Wednesday, May 25, 2011

ZILA with a Shark Bite

Ever wake up Saturday morning and think to yourself 'Gosh, I hate sleeping. If only I could tryout a wetsuit for FREE and go for a nice swim in New Town St. Charles'? Well your dreams have come true....

Check out Big Shark's Open Water Swim Series

http://bigshark.com/articles/2011-big-shark-new-town-open-water-swim-series-pg749.htm

Where it is: The lake is located at New Town in St. Charles. It will be the exact swim course used in the July 10th Big Shark New Town Triathlon. It is a .62 mile swim...you can swim it as many times as you choose. There will be buoys in the water for sighting.

And wait there's more: A wetsuit demo will take place at every session. Demo and fitting included in the price of admission!

Cost: Per each session is $10.00 This fee will cover insurance, life guards, clinic, and set-up. Big Shark Triathlon Team and St. Louis Tri Club will receive a discount because you're all very special.

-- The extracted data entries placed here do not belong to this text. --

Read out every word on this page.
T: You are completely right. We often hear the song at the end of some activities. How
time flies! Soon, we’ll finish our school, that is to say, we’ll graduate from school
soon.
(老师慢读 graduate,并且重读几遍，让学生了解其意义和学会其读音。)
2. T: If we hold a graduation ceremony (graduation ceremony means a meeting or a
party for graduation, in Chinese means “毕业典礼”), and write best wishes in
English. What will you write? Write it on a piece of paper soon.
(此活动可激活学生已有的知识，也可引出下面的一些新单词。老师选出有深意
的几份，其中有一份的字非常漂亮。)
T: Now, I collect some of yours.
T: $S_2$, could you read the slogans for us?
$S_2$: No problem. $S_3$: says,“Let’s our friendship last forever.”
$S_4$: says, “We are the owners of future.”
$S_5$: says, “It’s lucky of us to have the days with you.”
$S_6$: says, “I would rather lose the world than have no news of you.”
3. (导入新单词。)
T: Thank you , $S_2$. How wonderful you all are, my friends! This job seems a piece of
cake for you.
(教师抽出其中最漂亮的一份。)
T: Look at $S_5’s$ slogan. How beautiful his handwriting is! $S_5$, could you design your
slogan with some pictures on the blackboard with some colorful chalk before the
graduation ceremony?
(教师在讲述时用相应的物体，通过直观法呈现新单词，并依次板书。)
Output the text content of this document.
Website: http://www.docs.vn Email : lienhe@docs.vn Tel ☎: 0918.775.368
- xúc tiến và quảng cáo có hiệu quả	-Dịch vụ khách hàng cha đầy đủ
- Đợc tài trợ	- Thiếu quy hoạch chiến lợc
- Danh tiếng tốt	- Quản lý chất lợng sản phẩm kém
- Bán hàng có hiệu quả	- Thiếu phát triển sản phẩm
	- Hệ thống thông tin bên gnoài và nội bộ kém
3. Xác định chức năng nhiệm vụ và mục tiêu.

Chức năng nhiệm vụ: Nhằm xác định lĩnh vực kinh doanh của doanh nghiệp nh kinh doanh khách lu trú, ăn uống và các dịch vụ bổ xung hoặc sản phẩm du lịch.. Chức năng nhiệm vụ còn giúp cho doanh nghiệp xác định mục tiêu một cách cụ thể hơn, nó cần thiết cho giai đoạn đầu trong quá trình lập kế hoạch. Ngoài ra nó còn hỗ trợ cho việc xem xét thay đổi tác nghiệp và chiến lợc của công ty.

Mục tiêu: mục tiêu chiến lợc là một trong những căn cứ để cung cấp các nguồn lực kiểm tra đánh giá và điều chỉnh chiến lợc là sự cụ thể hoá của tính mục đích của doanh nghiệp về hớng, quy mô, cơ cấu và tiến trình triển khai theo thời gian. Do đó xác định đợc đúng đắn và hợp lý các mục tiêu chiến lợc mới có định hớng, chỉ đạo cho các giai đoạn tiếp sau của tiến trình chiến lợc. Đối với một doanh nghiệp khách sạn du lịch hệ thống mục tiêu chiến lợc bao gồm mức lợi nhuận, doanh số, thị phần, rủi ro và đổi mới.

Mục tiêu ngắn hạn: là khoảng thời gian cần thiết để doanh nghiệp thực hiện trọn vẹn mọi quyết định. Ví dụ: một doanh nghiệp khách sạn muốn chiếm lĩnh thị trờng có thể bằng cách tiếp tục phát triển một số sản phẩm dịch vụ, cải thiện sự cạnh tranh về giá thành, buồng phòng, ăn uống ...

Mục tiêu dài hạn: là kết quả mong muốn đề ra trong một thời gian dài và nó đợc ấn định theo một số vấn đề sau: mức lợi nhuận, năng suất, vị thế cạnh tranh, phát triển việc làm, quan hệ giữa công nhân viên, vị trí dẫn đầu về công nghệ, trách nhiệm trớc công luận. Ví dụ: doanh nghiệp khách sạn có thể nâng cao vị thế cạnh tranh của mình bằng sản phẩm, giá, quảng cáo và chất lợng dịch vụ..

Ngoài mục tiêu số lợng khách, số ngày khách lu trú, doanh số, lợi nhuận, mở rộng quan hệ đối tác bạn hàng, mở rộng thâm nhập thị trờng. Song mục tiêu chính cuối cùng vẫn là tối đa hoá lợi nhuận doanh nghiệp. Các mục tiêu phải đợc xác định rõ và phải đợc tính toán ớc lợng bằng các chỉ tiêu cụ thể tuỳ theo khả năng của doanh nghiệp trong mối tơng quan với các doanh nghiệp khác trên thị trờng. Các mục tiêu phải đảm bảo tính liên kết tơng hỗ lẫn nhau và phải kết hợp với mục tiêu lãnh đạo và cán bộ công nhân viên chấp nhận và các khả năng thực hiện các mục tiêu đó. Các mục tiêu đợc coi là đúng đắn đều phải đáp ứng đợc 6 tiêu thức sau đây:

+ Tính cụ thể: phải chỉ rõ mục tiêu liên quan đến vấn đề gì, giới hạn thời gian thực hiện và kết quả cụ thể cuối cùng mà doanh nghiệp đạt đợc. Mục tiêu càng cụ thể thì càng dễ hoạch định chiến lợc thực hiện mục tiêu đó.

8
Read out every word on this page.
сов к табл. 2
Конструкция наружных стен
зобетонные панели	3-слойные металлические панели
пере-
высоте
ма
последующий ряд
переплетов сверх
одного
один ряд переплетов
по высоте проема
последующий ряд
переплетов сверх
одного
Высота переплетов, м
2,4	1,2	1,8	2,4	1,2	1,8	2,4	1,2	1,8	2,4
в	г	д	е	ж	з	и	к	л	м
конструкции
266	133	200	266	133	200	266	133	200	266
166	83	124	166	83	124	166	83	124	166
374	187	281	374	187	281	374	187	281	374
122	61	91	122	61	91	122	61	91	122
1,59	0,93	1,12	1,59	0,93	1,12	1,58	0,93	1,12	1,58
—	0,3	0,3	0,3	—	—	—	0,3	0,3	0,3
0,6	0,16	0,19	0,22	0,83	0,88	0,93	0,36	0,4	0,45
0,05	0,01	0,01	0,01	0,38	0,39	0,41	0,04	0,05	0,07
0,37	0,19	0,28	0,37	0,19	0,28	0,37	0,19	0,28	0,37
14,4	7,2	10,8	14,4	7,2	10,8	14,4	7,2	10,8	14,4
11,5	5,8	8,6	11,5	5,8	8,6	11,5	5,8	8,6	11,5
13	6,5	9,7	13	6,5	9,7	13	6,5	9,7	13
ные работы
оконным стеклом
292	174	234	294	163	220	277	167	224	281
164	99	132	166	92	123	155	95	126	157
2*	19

Come join your fellow ZILAs....there is nothing like swallowing pond water for your Saturday brunch.

Thursday, May 5, 2011

Mr, T-Pace

What is your T-Pace?
'T-pace test is for short course triathletes, sprint distance triathletes and new swimmers and is used to determine your "T-pace", the equivalent of your threshold swimming pace.  Since it is difficult to use heart rate monitors in the swimming pool, using pace is an accurate way to establish training guidelines.  In addition, repeated testing can be used to measure and track your progress throughout the season.'

You can test this pace swimming a warm up then either swimming 1000 yards at a consistant race pace possibly building as you go OR by swimming 3X300 intervals with 30 seconds rest.  After which you determine your avg lap time.  This is your T pace. 

Once you find your t-pace you can build workouts to ensure you are swimming fast but at a rate that you can maintain.  After a month or so you can retest your t-pace and see if you have improved!  If you have your workouts will get faster and you will get faster.

Example of a T-pace workout.

WU: 4 x 100 swim done as 25s each of kick, R arm only, L arm only, swim.
MS: The even intervals are done at 100 T-pace. The others are relaxed swims with good technique. Recoveries are in seconds within parentheses.
100 (15”) 200 (20”) 300 (40”) 400 (60”) 300 (40”) 200 (30”) 100.